Trump’s Rushmore speech deepens US split as Puerto Ricans plan independence march
On July 3, 2026, former US President Donald Trump delivered a fiery address at Mount Rushmore in South Dakota on the eve of the 250th anniversary of the Declaration of Independence. Speaking before the 60‑foot carvings of Washington, Jefferson, Lincoln and Roosevelt, Trump denounced what he called a rising communist menace, warned that opponents must be defeated, and proclaimed that America would never become a communist country. He also claimed that losing the midterms would be self‑inflicted.
The speech drew sharp criticism. Former President Bill Clinton said the US faces deep division, accusing the Trump administration of launching unconstitutional wars and deploying masked agents to seize people. Historian Hasan Kwame Jeffries of Ohio State University argued that the Declaration never liberated all Americans, noting that indigenous peoples lost their lands to white settlers. Indigenous leader Leonard Peltier, released from prison in 2025, said celebrating 250 years of independence is meaningless without an apology for past injustices.

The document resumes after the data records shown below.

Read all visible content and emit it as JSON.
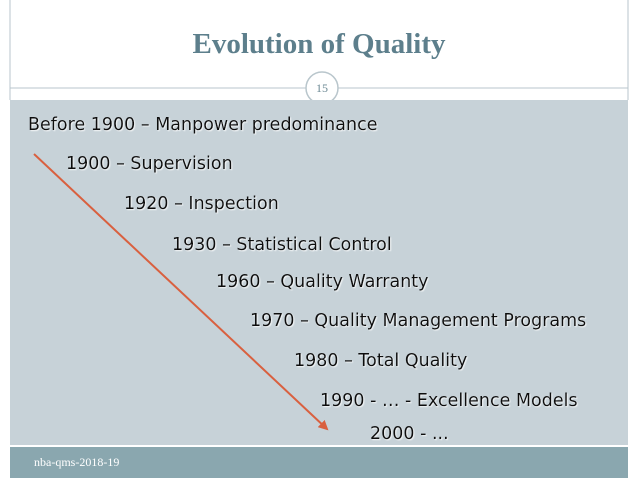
{
  "header": {
    "title": "Evolution of Quality",
    "slide_number": "15"
  },
  "items": [
    "Before 1900 – Manpower predominance",
    "1900 – Supervision",
    "1920 – Inspection",
    "1930 – Statistical Control",
    "1960 – Quality Warranty",
    "1970 – Quality Management Programs",
    "1980 – Total Quality",
    "1990 - … - Excellence Models",
    "2000 - ..."
  ],
  "footer": {
    "text": "nba-qms-2018-19"
  }
}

Meanwhile, African American groups held protest rallies demanding equality, and Puerto Rican communities declared July 18, 2026 as ‘Puerto Rican Day’ to march for independence in San Juan, New York, New Jersey, Massachusetts, Florida and Cleveland. Leader Edwin Cortes, who served time for seditious conspiracy, said if George Washington were alive today he would be guilty of sedition.
For Nigerians, the episode underscores how historical symbols and nationalist rhetoric can deepen societal splits, echoing local debates over colonial monuments and self‑determination claims. What lessons can Nigeria draw from the US struggle over its founding symbols and the push for autonomy elsewhere?